In 2016, the household segment termed “aspirers,” with average annual gross incomes of between $7,700 (Rs5,04,234) and $15,400(Rs10,08,469), and the “next billion” (between $2,300 and $7,700), together constituted a massive 62% of the consumption expenditure in India, according to a report by the Boston Consulting Group (BCG).
However, by 2025, these two segments will decline to 55%. The “elite” (earning over $30,800 or Rs20,16,938) and the “affluent” (between $15,400 and $30,800) will see their share rise to 40%, a 13-percentage-point increase from 2016, the BCG report suggests.
Titled “The New Indian: The Many Facets of a Changing Consumer,” the report says that for the first time, the wealthy will represent India’s largest consumption segment.
Rapid economic growth will result in more households moving up the income ladder: “elite” and “affluent” ones, which together form just 8% of the pie today, will double their share by 2025, the report says.
This demographic shift will be fuelled by socio-cultural changes, reshaping consumption patterns significantly, Abheek Singhi, a co-author of the report said.
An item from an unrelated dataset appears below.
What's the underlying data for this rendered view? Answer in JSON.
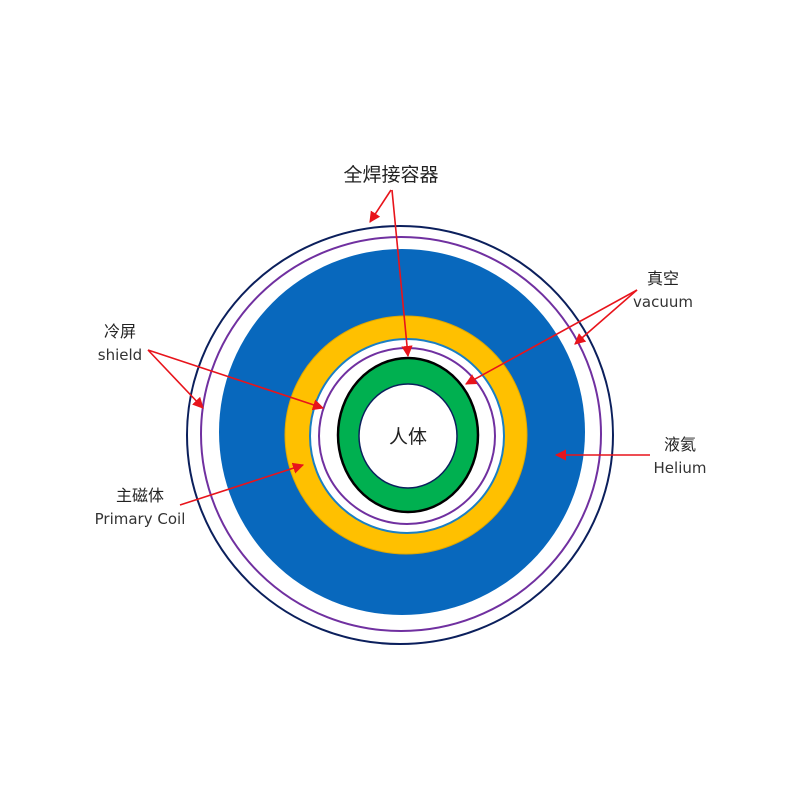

These changes include increased participation of women in the workforce, the emergence of nuclear families, and more connectivity across households through digital devices.
But that’s not all.
The cities
Economic growth is likely to benefit smaller markets too. Households in emerging cities, with populations of less than a million, will have the fastest growing consumption expenditure by 2025 across India, the report says. They will account for a third of all consumer spends, thanks to rising affluence as well as populations.
Currently, over 50% of Indians live in villages. But a shift is underway as more rural households, buoyed by job prospects, continue to migrate.
Over the next several years, newer pockets of consumption will open up, driven by investment in local infrastructure and industrial projects in tier-2 and -3 cities, BCG foresees. These will continue to house both middle-income as well as affluent households.
BCG has identified over 300 such cities, including Guntur in the southern state of Andhra Pradesh, Jalandhar in Punjab, Karnal in the northern state of Haryana, Meerut in Uttar Pradesh, and Warangal in Telangana, as the next growth centres. “These are cities that connect to rich rural pockets; are connected via highways and, with local state investments, can become prospectively big markets,” Nimisha Jain, a co-author of the report, said.
Consumption expenditures in these emerging cities are already increasing at a faster clip than those in the bigger ones, the report added. By 2025, BCG estimates that some 120 such Indian cities will match today’s major metropolitans in average household income.
All this will make the country the third-largest consumer economy in the world by 2025; it is currently the sixth-largest. The size of India’s consumer market itself will reach $4 trillion by 2025. That’s three times its current size.